The Color of Feeling

A Light Study

Text by Peter Henry, Photos by Milan Sachs

One moment, Chloe Kerwin is laughing along with us as we bathe a common room in a new color. Milan Sachs and I are looking to see how Kerwin’s expressions and feelings change when exposed to different colors in a neutral environment. We were just transitioning from green to blue to yellow while blasting the likes of Ariel Pink and Tame Impala. There are slight differences with each changing of the light; her energy relaxes once the room becomes blue and Tame Impala gets into a slow riff, but throughout the whole session she mostly appears the same. That all changes once we switch to red.
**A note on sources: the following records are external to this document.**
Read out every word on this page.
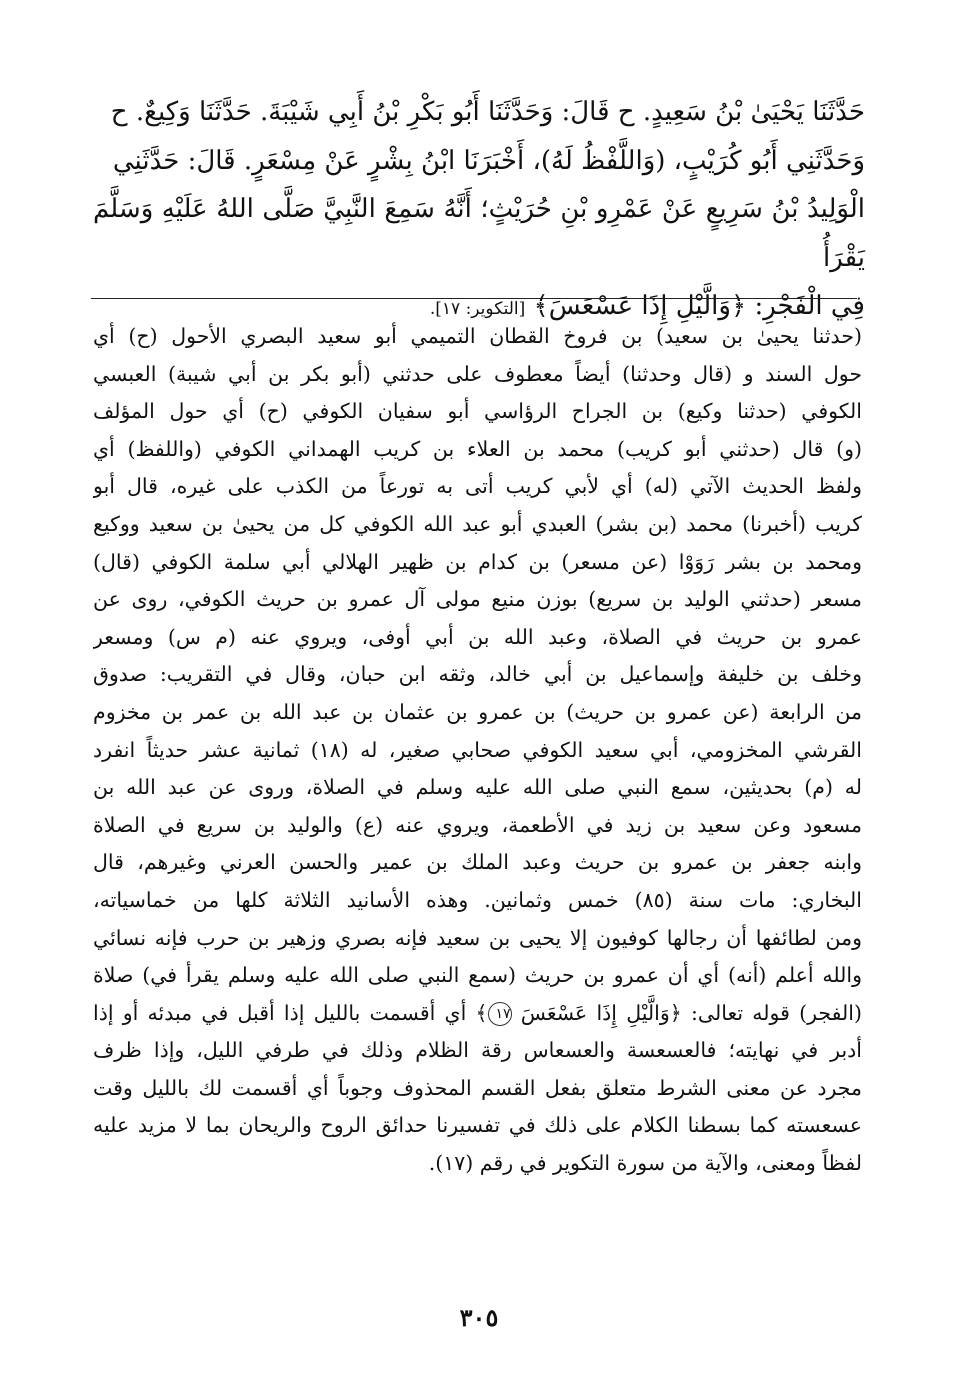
حَدَّثَنَا يَحْيَىٰ بْنُ سَعِيدٍ. ح قَالَ: وَحَدَّثَنَا أَبُو بَكْرِ بْنُ أَبِي شَيْبَةَ. حَدَّثَنَا وَكِيعٌ. ح

وَحَدَّثَنِي أَبُو كُرَيْبٍ، (وَاللَّفْظُ لَهُ)، أَخْبَرَنَا ابْنُ بِشْرٍ عَنْ مِسْعَرٍ. قَالَ: حَدَّثَنِي

الْوَلِيدُ بْنُ سَرِيعٍ عَنْ عَمْرِو بْنِ حُرَيْثٍ؛ أَنَّهُ سَمِعَ النَّبِيَّ صَلَّى اللهُ عَلَيْهِ وَسَلَّمَ يَقْرَأُ

فِي الْفَجْرِ: ﴿وَالَّيْلِ إِذَا عَسْعَسَ﴾ [التكوير: ١٧].

(حدثنا يحيىٰ بن سعيد) بن فروخ القطان التميمي أبو سعيد البصري الأحول (ح) أي
حول السند و (قال وحدثنا) أيضاً معطوف على حدثني (أبو بكر بن أبي شيبة) العبسي
الكوفي (حدثنا وكيع) بن الجراح الرؤاسي أبو سفيان الكوفي (ح) أي حول المؤلف
(و) قال (حدثني أبو كريب) محمد بن العلاء بن كريب الهمداني الكوفي (واللفظ) أي
ولفظ الحديث الآتي (له) أي لأبي كريب أتى به تورعاً من الكذب على غيره، قال أبو
كريب (أخبرنا) محمد (بن بشر) العبدي أبو عبد الله الكوفي كل من يحيىٰ بن سعيد ووكيع
ومحمد بن بشر رَوَوْا (عن مسعر) بن كدام بن ظهير الهلالي أبي سلمة الكوفي (قال)
مسعر (حدثني الوليد بن سريع) بوزن منيع مولى آل عمرو بن حريث الكوفي، روى عن
عمرو بن حريث في الصلاة، وعبد الله بن أبي أوفى، ويروي عنه (م س) ومسعر
وخلف بن خليفة وإسماعيل بن أبي خالد، وثقه ابن حبان، وقال في التقريب: صدوق
من الرابعة (عن عمرو بن حريث) بن عمرو بن عثمان بن عبد الله بن عمر بن مخزوم
القرشي المخزومي، أبي سعيد الكوفي صحابي صغير، له (١٨) ثمانية عشر حديثاً انفرد
له (م) بحديثين، سمع النبي صلى الله عليه وسلم في الصلاة، وروى عن عبد الله بن
مسعود وعن سعيد بن زيد في الأطعمة، ويروي عنه (ع) والوليد بن سريع في الصلاة
وابنه جعفر بن عمرو بن حريث وعبد الملك بن عمير والحسن العرني وغيرهم، قال
البخاري: مات سنة (٨٥) خمس وثمانين. وهذه الأسانيد الثلاثة كلها من خماسياته،
ومن لطائفها أن رجالها كوفيون إلا يحيى بن سعيد فإنه بصري وزهير بن حرب فإنه نسائي
والله أعلم (أنه) أي أن عمرو بن حريث (سمع النبي صلى الله عليه وسلم يقرأ في) صلاة
(الفجر) قوله تعالى: ﴿وَالَّيْلِ إِذَا عَسْعَسَ ١٧﴾ أي أقسمت بالليل إذا أقبل في مبدئه أو إذا
أدبر في نهايته؛ فالعسعسة والعسعاس رقة الظلام وذلك في طرفي الليل، وإذا ظرف
مجرد عن معنى الشرط متعلق بفعل القسم المحذوف وجوباً أي أقسمت لك بالليل وقت
عسعسته كما بسطنا الكلام على ذلك في تفسيرنا حدائق الروح والريحان بما لا مزيد عليه
لفظاً ومعنى، والآية من سورة التكوير في رقم (١٧).
٣٠٥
In an instant, the room becomes more intense with the color than ever before. We can all feel it and gasp at the sudden shift. I look over to Kerwin, who is by far receiving the most exposure to light, and ask how she’s feeling with this new development.

“Anxious, I feel very anxious,” she replies. Her body language communicates this clearly. She’s fidgeting with her hands more than she was previously, and her eyes are darting around the room. This anxiety follows her during the next couple songs until Milan instructs her to sit up on the round table. It is then that Kerwin seems to bask in the red, taking it in and owning it. In our conversation following the shoot, she explained to me her surprise at the different moods the red light brought out of her. Among them were happiness, power, anger, and love. Much of this was coinciding with the music we were playing, especially when “Rock With You” by Michael Jackson came on, and a spark appeared in her eyes. We had to tell Kerwin to be still more than a few times as she compulsively swayed to the music.

chloe4.jpg

“It reminded me of my uncle’s house, when I was ten, I would come over and he would play Michael Jackson, and we would sleepover and dance.” For a song as strong as that, or “This Must Be the Place” by Talking Heads, the association of color actually morphed along with the sound.

Our shoot with Jasper Cote revealed stronger emotions, as we allowed him to choose each song and tell us the corresponding color it made him feel. With “Just Like Heaven” by The Cure, Cote wanted a similar red to Kerwin, and channeled the same power and energy as he clutched the lounge chair he sat in and stared straight into the camera. He told me about how the song was about an ex-relationship and had a very positive connotation, but about halfway through his thoughts drifted to memories of his band Pool Boys and a recent trip they took to New York. “It was one of the happiest memories I had in recent times, and came into my head so naturally. I think there’s power in that,” said Cote.

jasper1.jpg

When we put him in a deep blue light during “Mad Rush” by Philip Glass, he shrunk into the chair and almost looked like he was trying to sink into the color itself. There was a clear emotional resonance from Cote which may not have been so obvious without being immersed in the blue. Whereas Kerwin attempted to take in music for the first time in conjunction with the color, Cote was able to get right to the core of what he was feeling. In the slower, folky sounds of Nick Drake, Cote sat at the table and stared off into the green spotlight, letting the colors drape over him as if it were the music itself. To Cote, “Green makes me think of spring and new beginnings. ‘Which Will’ fits into that mood of spring for me.”

If there was anything Milan and I could take away from this shoot, it was that there is an uncertain power in the ability of color to bring out feelings. In everyday life, we are surrounded by colors that poke and prod constantly at how we feel. How to control this, and how to know which color is affecting what remains a mystery.